Most people are likely to be flattered to be included in a work of fiction. The character of Jane in my play Blue Sky was inspired by the investigative journalist Stephen Grey, whose book Ghost Plane had sparked my initial idea. I had consulted him and credited him, but I was still nervous when I heard he was coming to see a performance. The character was heavily based on him in terms of his work, but completely made up in terms of her emotional life. In the end he was extremely gracious, and seemed to relish seeing himself portrayed on stage.

But it’s a different matter for writers who find themselves portrayed in someone else’s fictions. It’s a matter of professional pride not to be the unwitting provider of content for rivals without an acknowledgement. I remember being very put out to see several sequences of an early Geoff Dyer novel lifted shamelessly from direct experience we shared, with me edited clean out of them. Now I know it is the nature of the beast, and I’m probably guilty of similar unconscious stealing from the words and lives of others.

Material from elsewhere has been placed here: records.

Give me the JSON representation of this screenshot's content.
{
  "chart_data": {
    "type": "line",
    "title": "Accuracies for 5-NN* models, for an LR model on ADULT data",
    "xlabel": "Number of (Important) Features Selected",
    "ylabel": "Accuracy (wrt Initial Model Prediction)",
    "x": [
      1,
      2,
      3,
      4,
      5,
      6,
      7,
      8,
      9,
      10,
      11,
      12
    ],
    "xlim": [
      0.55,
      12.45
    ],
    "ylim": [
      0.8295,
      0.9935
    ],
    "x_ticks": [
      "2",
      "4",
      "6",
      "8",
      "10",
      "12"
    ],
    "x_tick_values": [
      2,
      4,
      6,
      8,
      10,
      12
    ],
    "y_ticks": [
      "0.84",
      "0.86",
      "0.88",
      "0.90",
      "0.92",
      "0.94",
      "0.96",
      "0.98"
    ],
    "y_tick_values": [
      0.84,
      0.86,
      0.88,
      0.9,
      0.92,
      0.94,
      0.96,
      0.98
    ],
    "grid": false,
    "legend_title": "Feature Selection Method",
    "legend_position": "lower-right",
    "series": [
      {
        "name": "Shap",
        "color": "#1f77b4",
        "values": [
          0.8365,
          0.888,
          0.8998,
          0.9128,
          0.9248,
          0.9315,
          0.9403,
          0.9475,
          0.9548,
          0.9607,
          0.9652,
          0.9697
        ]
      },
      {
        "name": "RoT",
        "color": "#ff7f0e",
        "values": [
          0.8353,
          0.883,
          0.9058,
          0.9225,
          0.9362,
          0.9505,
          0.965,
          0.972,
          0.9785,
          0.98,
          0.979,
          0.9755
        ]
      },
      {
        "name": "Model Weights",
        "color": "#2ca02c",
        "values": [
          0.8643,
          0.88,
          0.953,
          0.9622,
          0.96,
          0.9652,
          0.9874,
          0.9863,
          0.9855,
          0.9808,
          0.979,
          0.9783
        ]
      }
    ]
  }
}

But I only ever consciously name characters after specific people when I want to exact coded revenge. It’s particularly pleasing naming odious characters after those who have wronged you in love. But one of my most hateful characters, the politician turned war criminal in my future dystopian play After The Peace, was very hard to name. For a long time I simply referred to him as ‘Dad’. He wasn’t modelled on my father at all. My mother always thinks that any character called ‘Mum’ is directly inspired by her, and feels correspondingly hurt or flattered. The one character I specifically based on her, I named John. Provided she never reads this article, I think I’m safe.

So writers, beware! Your naming of characters can reveal more than you intend about you, which future scholars may unearth. But equally, you should enjoy the fact that you can make sly references to those you wish to honour or discredit in the names you choose for your creations. And of course, it wasn’t my first cousin I was sitting next to in the theatre. At least I’ve remembered to disguise that.

Clare Bayley’s plays have been produced at the National Theatre, the Young Vic, Hampstead Theatre and internationally. After The Peace was produced as part of the RADA Festival this summer, and Family Trees was given a rehearsed reading at Bolton Octagon in November 2019.